Tuning Database XQuery Statements (1)

I had a question of a colleague to have a look at a statement that didn’t really perform. So I had a look and tried to explain afterwards how my mindset worked during solving the problem at hand. I post it now here as well hoping it might help others.

Context!

As once somebody mentioned, “every database is unique”, and in this case mine is probably as well, but I can layout the general steps. First its probably good to know that when dealing with this SQL/XQuery, it referenced a table with more than 10 million XML documents in a column.

NOTE

Be aware, its all about context.

So what is the context for this query:

  • Oracle Enterprise Edition 11.2.0.3.0
  • XMLType column with 10+ million rows, 500+ GB in size
  • XMLType column defined via XMLType Object Relational storage
  • XMLType column defined with a XML Schema that defined via a “Super Schema” (XSD) setup multiple different content structures
  • Highly structured XML content (therefore Object Relational storage)
  • Rarely updated XML content (being / containing metadata content about the actual XML documents)

What this means “regarding context” is that, if it would be a 11.2.0.1 database, containing a different XML parser, then Optimizer costs and/or XVM costs would be different. What this means “regarding context” is that, if it would be a 11.2.0.4 database, containing a different XML parser optimizations, then Optimizer costs and/or XVM costs would be different, that is faster…

NOTE

If (still) applicable, pick the latest possible database version

XQuery database optimization will also differ, is dependent on the storage in use. In this case XMLType Object Relational, but in principle you have the following options…

  • XMLType – In memory (XVM)
  • XMLType – Basicfile CLOB (deprecated!)
  • XMLType – Securefile Binary XML
  • XMLType – Object Relational
  • CLOB (stupid, yes, but still often used…)

Also what counts is if the XML content is via its XMLType storage solution, XML Schema based or XML Schema less. If an XML Schema is in place, XML validation will occur and being an extra step in the process, it also will cost extra performance. You might now think, “Okay, I want to be flexible, so no XML Schema validation”, then think about it if you really want this. Imagine a column with 10, maybe 100 million XML documents.
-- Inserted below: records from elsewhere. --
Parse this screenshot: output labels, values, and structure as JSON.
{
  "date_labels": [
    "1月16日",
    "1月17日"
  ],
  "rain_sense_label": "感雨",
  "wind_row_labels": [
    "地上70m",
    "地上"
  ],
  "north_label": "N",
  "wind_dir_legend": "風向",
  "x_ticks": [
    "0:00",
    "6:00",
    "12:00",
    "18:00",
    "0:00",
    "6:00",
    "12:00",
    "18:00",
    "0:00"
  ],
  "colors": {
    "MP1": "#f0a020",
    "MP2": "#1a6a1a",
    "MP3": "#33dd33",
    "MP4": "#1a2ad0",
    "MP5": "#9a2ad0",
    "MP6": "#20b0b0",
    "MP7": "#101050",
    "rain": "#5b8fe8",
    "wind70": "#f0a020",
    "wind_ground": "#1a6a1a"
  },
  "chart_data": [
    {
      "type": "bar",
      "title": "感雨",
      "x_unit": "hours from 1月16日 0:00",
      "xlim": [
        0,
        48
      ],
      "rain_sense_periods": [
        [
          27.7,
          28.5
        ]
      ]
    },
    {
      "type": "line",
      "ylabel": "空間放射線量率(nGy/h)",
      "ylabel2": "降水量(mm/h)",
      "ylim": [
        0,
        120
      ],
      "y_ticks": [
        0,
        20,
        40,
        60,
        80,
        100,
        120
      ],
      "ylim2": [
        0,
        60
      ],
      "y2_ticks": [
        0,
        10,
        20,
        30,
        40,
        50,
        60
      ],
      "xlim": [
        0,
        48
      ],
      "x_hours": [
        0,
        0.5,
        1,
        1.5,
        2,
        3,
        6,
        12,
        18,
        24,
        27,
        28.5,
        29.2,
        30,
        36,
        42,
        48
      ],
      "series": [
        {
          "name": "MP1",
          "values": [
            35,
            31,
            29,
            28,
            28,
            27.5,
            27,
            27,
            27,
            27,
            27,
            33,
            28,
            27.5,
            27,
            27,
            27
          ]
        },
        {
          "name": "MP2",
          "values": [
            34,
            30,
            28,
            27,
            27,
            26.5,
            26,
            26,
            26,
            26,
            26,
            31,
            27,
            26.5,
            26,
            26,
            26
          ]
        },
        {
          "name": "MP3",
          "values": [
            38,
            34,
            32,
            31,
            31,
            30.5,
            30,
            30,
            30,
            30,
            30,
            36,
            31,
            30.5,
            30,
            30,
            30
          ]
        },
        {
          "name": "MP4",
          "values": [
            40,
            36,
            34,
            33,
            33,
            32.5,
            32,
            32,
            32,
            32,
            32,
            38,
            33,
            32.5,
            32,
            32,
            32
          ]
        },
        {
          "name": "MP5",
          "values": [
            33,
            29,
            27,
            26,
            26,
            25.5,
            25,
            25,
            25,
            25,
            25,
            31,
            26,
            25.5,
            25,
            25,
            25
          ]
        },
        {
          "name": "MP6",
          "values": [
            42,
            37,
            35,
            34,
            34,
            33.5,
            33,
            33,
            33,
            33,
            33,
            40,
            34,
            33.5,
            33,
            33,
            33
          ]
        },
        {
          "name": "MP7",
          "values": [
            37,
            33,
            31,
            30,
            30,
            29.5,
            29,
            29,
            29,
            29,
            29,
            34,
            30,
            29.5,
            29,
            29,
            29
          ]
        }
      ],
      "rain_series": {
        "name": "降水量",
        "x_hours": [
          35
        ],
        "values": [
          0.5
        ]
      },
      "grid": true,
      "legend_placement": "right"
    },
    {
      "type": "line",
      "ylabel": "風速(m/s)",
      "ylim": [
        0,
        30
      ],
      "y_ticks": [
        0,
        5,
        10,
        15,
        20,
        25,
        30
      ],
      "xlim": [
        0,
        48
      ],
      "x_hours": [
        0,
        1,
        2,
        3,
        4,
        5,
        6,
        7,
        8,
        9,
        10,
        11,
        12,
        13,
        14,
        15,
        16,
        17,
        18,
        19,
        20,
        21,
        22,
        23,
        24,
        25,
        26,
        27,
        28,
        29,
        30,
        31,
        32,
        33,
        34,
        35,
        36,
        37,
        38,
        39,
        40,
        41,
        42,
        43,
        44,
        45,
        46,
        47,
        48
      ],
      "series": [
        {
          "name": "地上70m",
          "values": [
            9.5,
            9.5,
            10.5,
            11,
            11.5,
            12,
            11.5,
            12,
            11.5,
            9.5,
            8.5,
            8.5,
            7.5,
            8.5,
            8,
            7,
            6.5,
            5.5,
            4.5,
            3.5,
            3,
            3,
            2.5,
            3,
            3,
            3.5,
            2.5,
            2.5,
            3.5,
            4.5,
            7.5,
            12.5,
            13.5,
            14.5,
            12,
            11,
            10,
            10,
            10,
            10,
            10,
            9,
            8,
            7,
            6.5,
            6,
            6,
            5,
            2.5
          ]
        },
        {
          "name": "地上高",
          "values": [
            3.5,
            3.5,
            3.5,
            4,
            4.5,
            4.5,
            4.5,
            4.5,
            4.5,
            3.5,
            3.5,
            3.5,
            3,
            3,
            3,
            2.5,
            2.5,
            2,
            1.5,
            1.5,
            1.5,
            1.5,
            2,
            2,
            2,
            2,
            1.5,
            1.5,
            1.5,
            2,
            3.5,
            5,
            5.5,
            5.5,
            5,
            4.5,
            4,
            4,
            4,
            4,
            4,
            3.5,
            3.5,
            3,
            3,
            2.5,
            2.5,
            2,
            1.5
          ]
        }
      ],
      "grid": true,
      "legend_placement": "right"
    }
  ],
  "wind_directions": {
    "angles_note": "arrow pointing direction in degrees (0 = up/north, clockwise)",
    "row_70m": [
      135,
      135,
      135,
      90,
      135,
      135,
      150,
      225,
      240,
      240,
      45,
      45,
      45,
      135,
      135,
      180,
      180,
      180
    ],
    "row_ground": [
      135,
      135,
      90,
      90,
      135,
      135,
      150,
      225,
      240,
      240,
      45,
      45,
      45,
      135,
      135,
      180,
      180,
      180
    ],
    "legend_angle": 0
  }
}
How do you check if the XML structure is what you would expect; The business would expect it to be…and if not so…how do you retrieve its contents via XPath performance efficiently…

Regarding performance and choosing the proper XMLType storage for your business case, this has been described by the XML DB Development team in a very good whitepaper:

Using CLOB columns are usually only “acceptable” for storing XML in the use case of maintaining document fidelity. But just like the topic of database high availability business requirements; it is most of the time not actually 99.99999% and/or if indeed actually needed by the business. If not only, people start to notice: it will come with great expenses…

In the context of “XML”, updates or content driven query statements will become very performance intensive.

NOTE

Choose the correct XMLType storage / datatype.

  • If you pick the wrong storage (datatype) for storing XML, you will get into (performance) trouble.

In principle the above is nothing new. If you choose for example to store a date value in a varchar2 column, it also will become very difficult for the database to optimize all date related SQL statements. This reasoning also counts for XML. The fact that you have multiple choices makes, on the one hand, your final decision a bit more difficult (to implement), but on the other hand, also provides you with more options to address your specific needs. But be aware (at least that is my opinion)…

NOTE

The more “flexible” the chosen XMLType datatype, the slower the performance if it comes to querying specific XML content

Mentioning In-Memory Column Store Database functionality“, of course after choosing the proper storage you will have to provide / create indexes to support your statements and DML. Oracle created, based on customer experiences, a second whitepaper that will provide you with a lot of information on the “how/what and where” when dealing with or creating XML Indexes.

On this website there is also a XML Content page with multiple posts about this subject which will provide you with some shortcuts.

NOTE

Support your queries with the proper XML Indexes, eg.

  • Structured XMLIndex
  • Unstructured XMLIndex
  • In-Memory Column Store supported indexes
  • XML Indexes on XML partitioned content

In the case of XMLType Object Relational, if created by Oracle by default, multiple indexes will be created to maintain the references between the structures (nested tables, varrays, etc) that are needed to uphold the XML structured defined by the used (registered) XML Schema. In case of using, for example, XMLType Securefile Binary XML storage, you will have to created the needed XMLIndexes for support on semi-structured or structured data, yourself. If needed with additional Oracle (XML datatype aware) Text indexes for unstructured XML content.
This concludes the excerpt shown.